Montana has earned yet another dubious honor in the last-place department, this time for failing to promote access to contraceptives through state and private employer-benefits coverage.
A new study by the National Abortion and Reproductive Rights Action ranks Montana 51st in the nation for repeatedly refusing to force insurers to cover expenses for prescription contraceptive drugs and devices.
“Women pay 68 percent more in out-of-pocket expense than men, with reproductive health care costs accounting for much of that difference,” says Stacey Anderson, executive director of NARAL’s Montana affiliate. “When preventative care, including birth control, is covered by insurance, everyone benefits.”
A bill in the 1999 Legislature to mandate the coverage was attacked by the insurance industry and died in committee. The proposal was resurrected in the 2001 Legislature, where lawmakers were warned that failure to approve the measure would put the state in violation of a landmark U.S. Equal Employment Organization Commission (EEOC) decision. Unfazed legislative leaders, pressured by anti-abortion forces, again killed the bill.
In late 2000, the EEOC ruled that an employer’s failure to provide coverage for prescription contraceptives when it covers other preventative drugs and devices is unlawful sex discrimination under federal law. A federal court decision earlier this year in Seattle, the first in the nation, backed up the commission’s findings.
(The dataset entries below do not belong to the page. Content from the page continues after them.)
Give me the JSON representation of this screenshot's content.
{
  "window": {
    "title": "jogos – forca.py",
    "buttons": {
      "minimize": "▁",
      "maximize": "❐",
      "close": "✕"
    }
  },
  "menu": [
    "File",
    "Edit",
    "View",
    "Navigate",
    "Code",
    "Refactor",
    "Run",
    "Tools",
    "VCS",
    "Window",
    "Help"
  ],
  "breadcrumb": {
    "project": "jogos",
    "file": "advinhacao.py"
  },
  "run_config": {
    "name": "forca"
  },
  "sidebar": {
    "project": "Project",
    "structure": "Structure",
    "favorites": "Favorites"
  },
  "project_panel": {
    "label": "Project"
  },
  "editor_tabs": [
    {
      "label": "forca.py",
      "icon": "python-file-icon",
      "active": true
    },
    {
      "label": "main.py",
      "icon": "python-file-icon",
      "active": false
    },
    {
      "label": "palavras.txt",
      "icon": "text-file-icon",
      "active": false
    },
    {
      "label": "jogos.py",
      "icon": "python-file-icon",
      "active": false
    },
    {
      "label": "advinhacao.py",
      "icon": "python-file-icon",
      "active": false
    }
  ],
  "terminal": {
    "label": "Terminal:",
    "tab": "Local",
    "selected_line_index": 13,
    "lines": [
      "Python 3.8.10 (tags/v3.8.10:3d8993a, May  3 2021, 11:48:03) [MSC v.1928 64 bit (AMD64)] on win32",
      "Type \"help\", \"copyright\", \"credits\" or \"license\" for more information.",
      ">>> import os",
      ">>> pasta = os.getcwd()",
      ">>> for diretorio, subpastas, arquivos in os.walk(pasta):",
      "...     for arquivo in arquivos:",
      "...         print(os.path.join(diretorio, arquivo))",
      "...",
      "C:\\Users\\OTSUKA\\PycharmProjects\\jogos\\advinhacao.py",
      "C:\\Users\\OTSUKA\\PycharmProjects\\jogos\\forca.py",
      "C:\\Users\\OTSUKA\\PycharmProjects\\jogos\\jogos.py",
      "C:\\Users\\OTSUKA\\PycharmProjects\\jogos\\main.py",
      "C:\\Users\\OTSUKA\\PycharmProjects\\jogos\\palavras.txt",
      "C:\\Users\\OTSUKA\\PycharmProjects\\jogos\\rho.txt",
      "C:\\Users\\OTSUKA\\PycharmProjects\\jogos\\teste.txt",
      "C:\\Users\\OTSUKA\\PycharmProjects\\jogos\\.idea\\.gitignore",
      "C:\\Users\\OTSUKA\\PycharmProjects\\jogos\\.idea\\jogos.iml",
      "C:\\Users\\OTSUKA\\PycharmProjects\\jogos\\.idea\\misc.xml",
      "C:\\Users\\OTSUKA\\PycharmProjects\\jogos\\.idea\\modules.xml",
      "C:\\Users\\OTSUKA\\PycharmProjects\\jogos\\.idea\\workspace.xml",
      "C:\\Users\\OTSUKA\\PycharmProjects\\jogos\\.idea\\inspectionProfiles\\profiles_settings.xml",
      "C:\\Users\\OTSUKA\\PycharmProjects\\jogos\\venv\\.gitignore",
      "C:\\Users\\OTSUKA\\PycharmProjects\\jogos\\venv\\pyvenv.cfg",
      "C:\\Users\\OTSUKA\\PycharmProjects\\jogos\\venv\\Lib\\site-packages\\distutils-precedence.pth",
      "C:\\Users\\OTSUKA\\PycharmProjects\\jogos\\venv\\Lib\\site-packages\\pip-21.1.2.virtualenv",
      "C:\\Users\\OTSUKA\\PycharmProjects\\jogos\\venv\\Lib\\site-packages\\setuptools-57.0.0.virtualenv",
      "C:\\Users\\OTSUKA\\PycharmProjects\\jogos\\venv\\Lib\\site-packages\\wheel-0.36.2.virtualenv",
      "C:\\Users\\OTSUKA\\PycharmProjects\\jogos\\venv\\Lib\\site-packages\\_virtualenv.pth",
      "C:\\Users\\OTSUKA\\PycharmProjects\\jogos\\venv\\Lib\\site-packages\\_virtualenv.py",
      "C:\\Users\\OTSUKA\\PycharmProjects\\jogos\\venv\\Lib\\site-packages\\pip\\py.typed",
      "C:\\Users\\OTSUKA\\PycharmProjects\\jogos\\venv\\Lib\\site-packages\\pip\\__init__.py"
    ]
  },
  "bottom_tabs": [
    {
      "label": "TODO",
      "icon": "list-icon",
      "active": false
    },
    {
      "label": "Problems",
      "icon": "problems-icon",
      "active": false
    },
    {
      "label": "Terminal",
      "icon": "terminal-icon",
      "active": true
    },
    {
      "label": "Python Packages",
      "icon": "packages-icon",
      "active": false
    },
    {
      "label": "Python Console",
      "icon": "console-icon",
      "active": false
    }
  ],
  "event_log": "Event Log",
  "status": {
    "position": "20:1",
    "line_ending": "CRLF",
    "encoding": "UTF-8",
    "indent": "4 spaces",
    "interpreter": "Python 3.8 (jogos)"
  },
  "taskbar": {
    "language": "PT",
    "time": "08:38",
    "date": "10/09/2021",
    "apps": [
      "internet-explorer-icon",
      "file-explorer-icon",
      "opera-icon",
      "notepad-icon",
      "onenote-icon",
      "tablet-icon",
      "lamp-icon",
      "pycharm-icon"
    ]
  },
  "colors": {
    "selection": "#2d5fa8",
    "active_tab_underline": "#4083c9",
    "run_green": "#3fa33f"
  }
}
Many anti-abortion activists contend that contraceptives cause abortions because they prevent a fertilized egg from implanting in a woman’s uterus. The American Life League, one of the more radical of these groups, ranks several contraceptives, including the IUD, with so-called “morning after” medications and other drugs designed to end pregnancies in their initial stages, even though contraceptives are designed to prevent pregnancies in the first place.
The NARAL study found that despite legal mandates from the federal government, only 17 states have laws or regulations requiring equitable insurance coverage for contraceptives, up from just one state three years ago. Thirty-one states, including Montana and the District of Columbia, received an “F” grade for failing to improve contraceptive access.
The study shows that Montana landed at the bottom of the pile in part because state employees aren’t covered for contraceptives in their insurance plan. But that’s changing, says John McEwen, head of the State Personnel Division.
“We’ve added prescription-based contraceptives as a covered item as of Jan. 1, 2002,” he says, adding that the move is in response to the EEOC decision, as well as a desire to keep the 14,000 state employees and retirees on the plan satisfied with their benefits. Private insurers are not affected by the change.